Más adelante en el sendero, las abejas albañil y otros insectos andan sobre el barro de un antiguo charco, zumbando tanto que casi tapan el ocasional reclamo de un sisón, el pariente pequeño de la avutarda. Ahora se dedican los sisones macho a exhibirse para atraer hembras, subiéndose altaneros a algún montículo del pasto desde el que lanzan ese sonido raro y corto, como el de un saltamontes, y saltan revoloteando extrañamente arriba y abajo, luciendo su cuello adornado de galas blanquinegras. Aparte del sisón, el aire trae también el cacareo de una ganga que vuela tan alto que ni se ve, la monótona triple “u” de una abubilla y el lamento quejicoso de un alcaraván que aún no se ha recogido de sus correrías nocturnas.

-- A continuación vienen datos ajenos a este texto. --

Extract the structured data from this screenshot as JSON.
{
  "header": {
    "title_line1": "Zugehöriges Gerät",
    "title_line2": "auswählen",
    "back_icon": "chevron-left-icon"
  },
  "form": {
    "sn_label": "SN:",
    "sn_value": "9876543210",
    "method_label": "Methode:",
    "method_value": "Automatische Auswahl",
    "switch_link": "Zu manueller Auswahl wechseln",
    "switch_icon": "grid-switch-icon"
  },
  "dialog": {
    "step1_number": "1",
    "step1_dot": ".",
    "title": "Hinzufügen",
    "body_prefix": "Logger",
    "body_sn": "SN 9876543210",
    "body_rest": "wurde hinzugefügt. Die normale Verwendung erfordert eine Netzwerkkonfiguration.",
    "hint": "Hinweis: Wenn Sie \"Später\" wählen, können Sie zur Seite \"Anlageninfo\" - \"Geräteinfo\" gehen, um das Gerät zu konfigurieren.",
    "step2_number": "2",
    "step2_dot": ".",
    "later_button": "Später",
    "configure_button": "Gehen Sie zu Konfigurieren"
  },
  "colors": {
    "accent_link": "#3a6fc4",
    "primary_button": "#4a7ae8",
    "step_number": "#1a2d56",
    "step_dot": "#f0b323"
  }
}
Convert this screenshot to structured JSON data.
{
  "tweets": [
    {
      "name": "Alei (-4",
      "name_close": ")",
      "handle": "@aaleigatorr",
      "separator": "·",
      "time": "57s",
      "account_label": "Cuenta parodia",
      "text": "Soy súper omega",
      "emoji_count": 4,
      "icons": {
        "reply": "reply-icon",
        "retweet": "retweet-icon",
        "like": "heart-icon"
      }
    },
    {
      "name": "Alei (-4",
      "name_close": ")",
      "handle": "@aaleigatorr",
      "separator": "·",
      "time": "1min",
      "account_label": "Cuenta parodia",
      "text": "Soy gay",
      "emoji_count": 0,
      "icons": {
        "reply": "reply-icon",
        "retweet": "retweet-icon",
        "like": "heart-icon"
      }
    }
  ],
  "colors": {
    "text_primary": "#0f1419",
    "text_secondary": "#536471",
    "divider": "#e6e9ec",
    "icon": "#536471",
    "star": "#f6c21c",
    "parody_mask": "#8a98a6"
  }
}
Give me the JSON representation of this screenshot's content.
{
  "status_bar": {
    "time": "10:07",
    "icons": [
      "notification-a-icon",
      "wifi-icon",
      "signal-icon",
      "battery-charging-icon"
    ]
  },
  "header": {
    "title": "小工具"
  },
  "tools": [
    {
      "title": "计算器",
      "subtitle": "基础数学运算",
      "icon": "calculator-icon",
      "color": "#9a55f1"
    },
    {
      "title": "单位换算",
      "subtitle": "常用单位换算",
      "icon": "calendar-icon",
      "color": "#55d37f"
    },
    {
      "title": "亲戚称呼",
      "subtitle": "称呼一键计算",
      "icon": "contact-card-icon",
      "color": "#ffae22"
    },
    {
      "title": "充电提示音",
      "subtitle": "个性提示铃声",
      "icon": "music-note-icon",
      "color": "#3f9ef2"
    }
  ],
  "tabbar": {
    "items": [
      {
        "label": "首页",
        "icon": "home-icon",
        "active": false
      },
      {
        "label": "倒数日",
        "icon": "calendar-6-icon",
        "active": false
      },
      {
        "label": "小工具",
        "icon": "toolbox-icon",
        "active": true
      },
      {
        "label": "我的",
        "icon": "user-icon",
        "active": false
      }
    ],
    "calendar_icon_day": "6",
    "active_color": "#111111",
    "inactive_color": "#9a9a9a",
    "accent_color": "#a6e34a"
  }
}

Me miran desde sus atalayas en lo alto de las carrascas los pequeños alcaudones comunes, de antifaz negro, recién llegados de África y ya acechando langostas, lagartijas cenicientas o pollos. A menor altura, sobre una roca, otean las cogujadas montesinas con su copete. Cerca ya de la casa, una cabellera del diablo se ha enroscado al tallo de su víctima, una oreja de liebre de flores doradas, y crece trepando por ella como una masa parásita de hilos rosados. A mi paso huyen dos gazapos hacia la viña que linda con el monte por ese flanco, en la dirección de los espinos albares que con sus frutos rojos atraen a los pájaros migradores en otoño.

Al abrir la verja de la casa, recuerdo lo que una tarde me dijo mi padre al contarle todo lo que iba descubriendo en Moraleja: “tú vas al campo como el que va a una biblioteca”. Nosotros, los humanos, somos parte de esa biblioteca que es la naturaleza, pero demasiadas veces nos olvidamos de los demás libros y solo leemos el nuestro. Y así la mayoría de las personas vive atrapada en el mundo de los humanos, pero no se dan cuenta. Eso les impide conocer el mundo al que realmente pertenecemos, la naturaleza de la que venimos, y no me refiero a la fauna de países exóticos, sino a la que hay al lado de casa, a toda esa biodiversidad tan ignorada como fantástica. Gracias especialmente a Francisco Javier Bustillo, a Joaquín Costa, a mi tatarabuelo y a mis padres, tuve la ocasión de aprender a leer en los demás libros de esa biblioteca.